Neuro-Modulation Analysis Based on Muscle Synergy Graph Neural Network in Human Locomotion.

The coordination of muscles in human locomotion is commonly understood as the integration of motor modules known as muscle synergies. Recent research has delved into the adaptation of muscle synergies during the acquisition of new motor skills. However, the precise interplay between modulated muscle synergies during movement according to motion requirements remains unclear. Here, we aim to elucidate the alterations in locomotor synergies across various lower-limb motion strategies and motor tasks. Our findings reveal consistent weights of muscles in muscle synergies alongside varying timing activation aligned with specific motion requirements.
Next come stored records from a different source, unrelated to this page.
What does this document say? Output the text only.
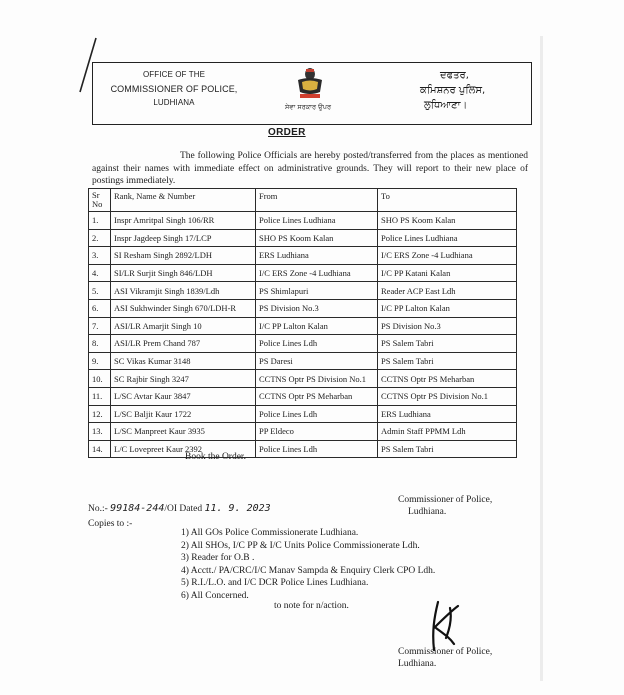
OFFICE OF THE
COMMISSIONER OF POLICE,
LUDHIANA	ਸੇਵਾ ਸਰਕਾਰ ਉਪਰ
ਦਫਤਰ,
ਕਮਿਸ਼ਨਰ ਪੁਲਿਸ,
ਲੁਧਿਆਣਾ।
ORDER

The following Police Officials are hereby posted/transferred from the places as mentioned against their names with immediate effect on administrative grounds. They will report to their new place of postings immediately.

Sr No	Rank, Name & Number	From	To
1.	Inspr Amritpal Singh 106/RR	Police Lines Ludhiana	SHO PS Koom Kalan
2.	Inspr Jagdeep Singh 17/LCP	SHO PS Koom Kalan	Police Lines Ludhiana
3.	SI Resham Singh 2892/LDH	ERS Ludhiana	I/C ERS Zone -4 Ludhiana
4.	SI/LR Surjit Singh 846/LDH	I/C ERS Zone -4 Ludhiana	I/C PP Katani Kalan
5.	ASI Vikramjit Singh 1839/Ldh	PS Shimlapuri	Reader ACP East Ldh
6.	ASI Sukhwinder Singh 670/LDH-R	PS Division No.3	I/C PP Lalton Kalan
7.	ASI/LR Amarjit Singh 10	I/C PP Lalton Kalan	PS Division No.3
8.	ASI/LR Prem Chand 787	Police Lines Ldh	PS Salem Tabri
9.	SC Vikas Kumar 3148	PS Daresi	PS Salem Tabri
10.	SC Rajbir Singh 3247	CCTNS Optr PS Division No.1	CCTNS Optr PS Meharban
11.	L/SC Avtar Kaur 3847	CCTNS Optr PS Meharban	CCTNS Optr PS Division No.1
12.	L/SC Baljit Kaur 1722	Police Lines Ldh	ERS Ludhiana
13.	L/SC Manpreet Kaur 3935	PP Eldeco	Admin Staff PPMM Ldh
14.	L/C Lovepreet Kaur 2392	Police Lines Ldh	PS Salem Tabri
Book the Order.
Commissioner of Police,
Ludhiana.
No.:- 99184-244/OI Dated 11. 9. 2023
Copies to :-
1) All GOs Police Commissionerate Ludhiana.
2) All SHOs, I/C PP & I/C Units Police Commissionerate Ldh.
3) Reader for O.B .
4) Acctt./ PA/CRC/I/C Manav Sampda & Enquiry Clerk CPO Ldh.
5) R.I./L.O. and I/C DCR Police Lines Ludhiana.
6) All Concerned.
to note for n/action.
Commissioner of Police,
Ludhiana.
It shows that spatial muscle synergies remain stable across different motor tasks, but humans adjusted the timing activation of these modules (temporal muscle synergies) to meet the motor requirements. To classify temporal muscle synergies and quantify connection weights for both self-connections and connections between muscle synergies, we employed a graph neural network. Our results demonstrate that muscle synergy 4, responsible for elevating the thigh to propel forward during the swing phase, experiences pronounced enhancement with changes in motion strategies. Furthermore, we observed a reduction in the self-connection of muscle synergy 2, implicated in stabilizing body posture, during motion tasks other than normal walking. Additionally, the connections between muscle synergy 2 and other synergies diminished, indicating more adaptation in muscle synergy 2 to achieve stabilization in more challenging motor tasks. The validity of these findings was verified through five-fold cross-validation, affirming the efficacy of our approach in elucidating neuro-modulation mechanisms in human locomotion. Our proposed methodology holds promising implications for the development of personalized training strategies, offering insights into the intricate interactions among different muscle synergies in accomplishing motor tasks.